Leaders in the property industry are already doing their best and disclosing their ratings on the NABERS website. The laggards don’t give a damn; their tenants just want cheap rent; so what if the building has only 1 or 2 stars?
Send serious stable, set-in-concrete, signals to the market on renewable energy.
Do all these things and stop wasting time as if this is all feel-good, fuzzy and optional.
Last week a new grassroots campaign started up in 70 Australian cities and towns to lobby for clean energy. It’s an election campaign, and it will be door-knocking Australian households for a vote on clean energy.
Do not underestimate the door-knockers of life.

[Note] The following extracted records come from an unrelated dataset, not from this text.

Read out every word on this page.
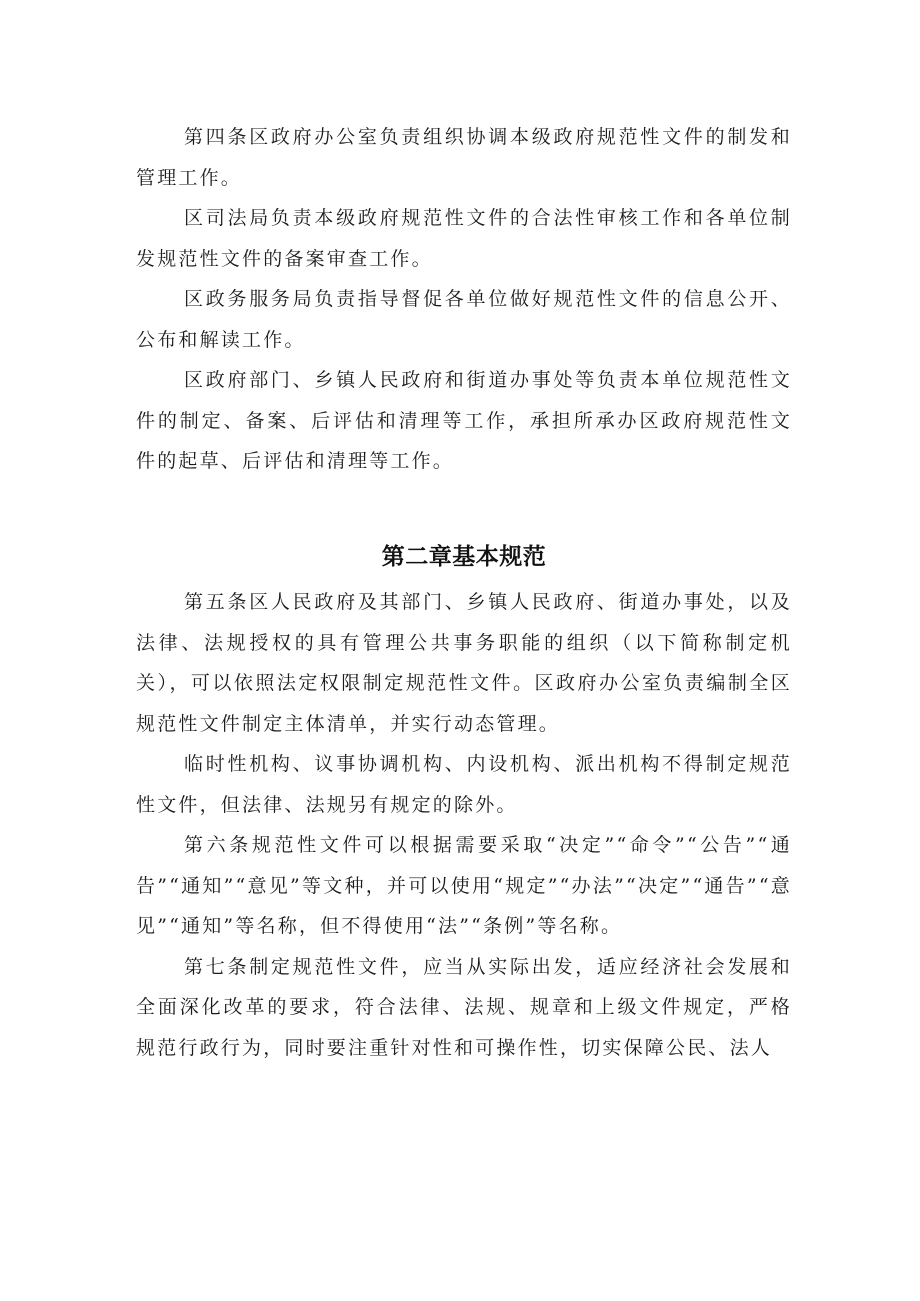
第四条区政府办公室负责组织协调本级政府规范性文件的制发和管理工作。

区司法局负责本级政府规范性文件的合法性审核工作和各单位制发规范性文件的备案审查工作。

区政务服务局负责指导督促各单位做好规范性文件的信息公开、公布和解读工作。

区政府部门、乡镇人民政府和街道办事处等负责本单位规范性文件的制定、备案、后评估和清理等工作，承担所承办区政府规范性文件的起草、后评估和清理等工作。

第二章基本规范

第五条区人民政府及其部门、乡镇人民政府、街道办事处，以及法律、法规授权的具有管理公共事务职能的组织（以下简称制定机关），可以依照法定权限制定规范性文件。区政府办公室负责编制全区规范性文件制定主体清单，并实行动态管理。

临时性机构、议事协调机构、内设机构、派出机构不得制定规范性文件，但法律、法规另有规定的除外。

第六条规范性文件可以根据需要采取“决定”“命令”“公告”“通告”“通知”“意见”等文种，并可以使用“规定”“办法”“决定”“通告”“意见”“通知”等名称，但不得使用“法”“条例”等名称。

第七条制定规范性文件，应当从实际出发，适应经济社会发展和全面深化改革的要求，符合法律、法规、规章和上级文件规定，严格规范行政行为，同时要注重针对性和可操作性，切实保障公民、法人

The people who are doing this are indefatigable. And the campaign will be more potent than that to save the Franklin River because it will be driven not by a desire to save something of great beauty but by a drive that is far more intense and primal – the urge to survive. And the door-knockers know that the changes are set for their own lifetime, not just their children, or the generations coming after them.
Mr Prime Minister, all would be forgiven if you stood up strongly like a leader and said that even if we all go down, at least it we’ll go down fighting, blah blah blah…
You know the rest.
Stand up, please. For this wonderful country. This amazing planet.
Otherwise we will work on Tony Abbott to “get” climate change – maybe not as silly as some people might think, now that Malcolm Turnbull is back in the middle – and he won’t be afraid of taking strong action.